← Back to team overview

openstack-volume team mailing list archive

Netapp: DFM refresh lun list - possible race issue

 

Hi,

I stumbled upon an issue with DFM LUN list and how it is reflected in
self.discovered_luns list. Before filing a ticket, I might first ask
if anybody have seen such problem.

Background:
During create volume from snapshot, the Netapp driver will create a
new LUN (openstack volume) by cloning existing LUN (openstack
snapshot).

    def create_volume_from_snapshot(self, volume, snapshot):
        ...
        self._clone_lun(lun.HostId, src_path, dest_path, False)
        self._refresh_dfm_luns(lun.HostId)
        self._discover_dataset_luns(dataset, clone_name)

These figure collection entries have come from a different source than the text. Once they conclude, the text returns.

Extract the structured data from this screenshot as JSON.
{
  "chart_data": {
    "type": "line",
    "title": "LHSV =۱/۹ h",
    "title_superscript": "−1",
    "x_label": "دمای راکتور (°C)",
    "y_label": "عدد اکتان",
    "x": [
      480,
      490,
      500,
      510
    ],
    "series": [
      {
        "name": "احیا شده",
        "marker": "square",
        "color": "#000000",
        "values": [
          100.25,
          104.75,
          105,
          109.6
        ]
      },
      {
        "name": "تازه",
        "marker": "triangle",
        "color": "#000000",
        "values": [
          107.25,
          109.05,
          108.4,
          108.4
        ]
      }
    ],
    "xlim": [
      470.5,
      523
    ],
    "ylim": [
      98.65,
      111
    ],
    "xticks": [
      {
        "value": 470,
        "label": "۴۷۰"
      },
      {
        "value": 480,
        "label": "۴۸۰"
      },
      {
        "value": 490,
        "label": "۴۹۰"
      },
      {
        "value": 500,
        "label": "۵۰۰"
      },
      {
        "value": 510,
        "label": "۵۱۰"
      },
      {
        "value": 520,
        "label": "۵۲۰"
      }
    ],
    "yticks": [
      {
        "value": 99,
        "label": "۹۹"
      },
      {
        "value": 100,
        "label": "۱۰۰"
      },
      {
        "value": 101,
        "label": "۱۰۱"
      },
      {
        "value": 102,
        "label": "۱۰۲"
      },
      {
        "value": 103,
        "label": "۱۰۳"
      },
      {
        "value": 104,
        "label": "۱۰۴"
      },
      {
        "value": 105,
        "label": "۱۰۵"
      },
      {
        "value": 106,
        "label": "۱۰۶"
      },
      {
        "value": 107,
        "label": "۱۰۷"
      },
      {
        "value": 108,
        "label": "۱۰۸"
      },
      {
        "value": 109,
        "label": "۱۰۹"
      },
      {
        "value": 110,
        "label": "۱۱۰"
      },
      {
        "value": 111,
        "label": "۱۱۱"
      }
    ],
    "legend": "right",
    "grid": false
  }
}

1) _clone_lun - will create new LUN on the filer
2) _refresh_dfm_luns - asks DFM to refresh his LUN list by querying
filer 'HostId'. This call will block until DFM refresh will finish.
3) _discover_dataset_luns - read the list of LUNs from DFM and update
internal self.discovered_luns

Problem:
After "_refresh_dfm_luns" finishes, DFM is still reporting the LUN
list _without_ the LUN that was just created. This is happening
sporadically, in my case it's about 10-15%. When the new LUN is
missing in "self.discovered_luns", subsequent "create_export" will
bomb-out with "Error: No entry in LUN table for volume ..".

Notes:
I have also tested this by creating LUNs manually and running code
similar to _refresh_dfm_luns / _discover_dataset_luns, with the same
results.

The driver's code looks correct to me. It seems that it is DFM who
cannot guarantee that his LUN list is up-to-date. I have a suspicion
that explicit refresh jobs (from the driver) may be interfering with
internal (croned) DFM refresh jobs.

Workaround:
I'm thinking about wrapping steps 2) 3) with a loop and test if the
cloned LUN is on the discovered_lun list or not. Even if the first
refresh/discover will return out-of-date data, the second seems to be
fine.

Anybody has seen this ? Or might have a better idea how to workaround it ?

Regards,

Brano Zarnovican

PS: Netapp driver (7-mode) is latest from Folsom branch, DFM version
5.1, filer OnTAP 7.3.6P5.